Maybe that was overkill, but if any of it helps then..great! GL!
 
Sorry, I should have been more clear. I was thinking it might take a while to filter the trub because I'm picturing a funnel with a strainer over it with the wort slowly percolating through. I only say this because I did just that yesterday with the remainder to freeze and save for starters. No worry of infection there because it will be boiled again, but if I repeated that process for the fermenter, I'd be concerned with the added surface area exposure. I probably won't worry about this method, though, because of your next point, so...

Does having a smaller batch make me less at risk from the off-flavors produced by too much hot and cold break if everything is still proportional? If I've got 4 pounds of grain in a 2 gal batch, how would the effects of total trub inclusion be different from 10 pounds of grain in a 5 gallon batch? Is hot break just another homebrewing bogeyman?
 
Hot break/Cold Break doesn't impart off flavors as far as I know. I'm sure somebody who knows the science better then me can make an argument either for or against this statement. The yeast by-products are generally what create off flavors. So healthy yeast and proper ferm temps are my focus for preventing them.

I forget who it is, but there's a pretty regular poster around here with the sig line: (paraphrased from memory) "Dump it all in the fermenter and let the yeast sort them out".

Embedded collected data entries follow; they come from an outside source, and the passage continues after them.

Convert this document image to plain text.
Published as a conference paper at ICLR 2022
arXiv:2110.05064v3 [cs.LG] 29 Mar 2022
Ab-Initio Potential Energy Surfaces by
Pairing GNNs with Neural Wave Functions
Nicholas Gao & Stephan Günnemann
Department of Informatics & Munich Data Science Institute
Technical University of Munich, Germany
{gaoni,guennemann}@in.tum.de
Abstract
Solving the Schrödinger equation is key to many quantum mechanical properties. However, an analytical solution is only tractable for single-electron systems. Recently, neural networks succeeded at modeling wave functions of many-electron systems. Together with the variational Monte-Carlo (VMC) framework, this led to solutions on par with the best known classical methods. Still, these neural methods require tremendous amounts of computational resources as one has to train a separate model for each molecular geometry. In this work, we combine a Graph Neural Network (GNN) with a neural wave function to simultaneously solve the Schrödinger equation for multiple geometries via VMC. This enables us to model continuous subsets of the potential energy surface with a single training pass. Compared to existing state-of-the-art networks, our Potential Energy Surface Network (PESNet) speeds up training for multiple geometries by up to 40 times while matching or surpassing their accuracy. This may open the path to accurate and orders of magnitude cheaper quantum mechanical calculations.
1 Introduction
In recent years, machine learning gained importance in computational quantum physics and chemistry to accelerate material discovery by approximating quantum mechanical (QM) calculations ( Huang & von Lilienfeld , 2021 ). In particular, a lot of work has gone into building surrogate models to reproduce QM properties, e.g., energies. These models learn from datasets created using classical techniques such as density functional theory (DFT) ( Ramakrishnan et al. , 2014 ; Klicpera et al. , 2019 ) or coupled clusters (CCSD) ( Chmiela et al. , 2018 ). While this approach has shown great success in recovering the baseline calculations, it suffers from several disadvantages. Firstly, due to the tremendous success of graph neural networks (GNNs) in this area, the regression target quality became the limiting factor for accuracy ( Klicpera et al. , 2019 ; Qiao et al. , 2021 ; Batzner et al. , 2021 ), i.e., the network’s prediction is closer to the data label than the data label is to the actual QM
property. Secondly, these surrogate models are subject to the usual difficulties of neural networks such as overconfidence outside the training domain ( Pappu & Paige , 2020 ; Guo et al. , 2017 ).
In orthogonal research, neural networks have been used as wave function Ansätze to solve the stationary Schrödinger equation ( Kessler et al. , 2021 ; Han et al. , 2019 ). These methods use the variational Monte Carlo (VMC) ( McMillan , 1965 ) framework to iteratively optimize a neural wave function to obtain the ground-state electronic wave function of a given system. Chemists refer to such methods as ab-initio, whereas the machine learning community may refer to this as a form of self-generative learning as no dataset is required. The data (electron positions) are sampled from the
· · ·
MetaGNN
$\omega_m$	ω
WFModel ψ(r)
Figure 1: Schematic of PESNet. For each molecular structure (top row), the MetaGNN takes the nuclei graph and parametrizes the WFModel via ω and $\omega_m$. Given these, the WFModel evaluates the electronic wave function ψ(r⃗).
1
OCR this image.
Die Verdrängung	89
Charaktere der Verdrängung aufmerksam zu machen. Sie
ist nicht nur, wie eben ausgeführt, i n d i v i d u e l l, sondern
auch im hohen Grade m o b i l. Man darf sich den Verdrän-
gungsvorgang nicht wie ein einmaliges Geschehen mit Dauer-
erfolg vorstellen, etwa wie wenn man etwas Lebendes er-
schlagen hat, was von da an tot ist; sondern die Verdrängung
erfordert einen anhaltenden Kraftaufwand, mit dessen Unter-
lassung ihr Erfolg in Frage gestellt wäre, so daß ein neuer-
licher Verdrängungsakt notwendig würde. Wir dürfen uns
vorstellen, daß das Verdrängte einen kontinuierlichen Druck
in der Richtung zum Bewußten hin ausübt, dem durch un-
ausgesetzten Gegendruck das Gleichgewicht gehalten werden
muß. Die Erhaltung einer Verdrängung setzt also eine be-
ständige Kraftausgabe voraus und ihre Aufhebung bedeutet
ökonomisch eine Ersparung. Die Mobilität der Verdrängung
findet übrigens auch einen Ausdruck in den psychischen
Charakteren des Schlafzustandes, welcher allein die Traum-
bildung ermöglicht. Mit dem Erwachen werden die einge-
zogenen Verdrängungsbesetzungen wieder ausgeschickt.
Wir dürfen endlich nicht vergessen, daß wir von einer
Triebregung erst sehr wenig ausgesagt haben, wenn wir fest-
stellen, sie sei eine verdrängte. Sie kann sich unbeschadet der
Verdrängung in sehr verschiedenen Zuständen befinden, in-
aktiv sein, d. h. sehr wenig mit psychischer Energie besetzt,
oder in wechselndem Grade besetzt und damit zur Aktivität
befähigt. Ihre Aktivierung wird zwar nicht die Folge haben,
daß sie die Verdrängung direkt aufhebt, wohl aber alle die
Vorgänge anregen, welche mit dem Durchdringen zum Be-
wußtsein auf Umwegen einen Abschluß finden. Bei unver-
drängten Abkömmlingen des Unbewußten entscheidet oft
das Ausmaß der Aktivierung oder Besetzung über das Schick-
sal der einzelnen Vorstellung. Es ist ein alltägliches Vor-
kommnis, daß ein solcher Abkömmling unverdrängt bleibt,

They're not a "boogeyman" so much as an aesthetic issue. You MAY have a bit more trouble clearing your beer with a ton of break material in the fermenter, but I generally use whirfloc and cold crash when I want clear beer, and the break material is a non-issue.
 
I recently asked a similar question, and the consensus on the trub/hot break was to either just dump it into the fermenter and it will settle out by bottling time, or filter it through a grain bag when pouring from the kettle to bucket. There are other ways around this, but those were the easiest.

My first all grain, I did pour the through a grain bag into the bucket. No problems.
 
Regarding all the break material and hop debris, I have a kettle with a ball valve and bazooka screen and use a CFC in a gravity fed system. I drain the kettle through the CFC and over my bucket I place a 5 gallon paint strainer bag over the top, the CFC drains through that and aerates the wort at the same time. It catches about 99% of the material and works great! The hop/break material that remains in my kettle is factored as a loss in the process.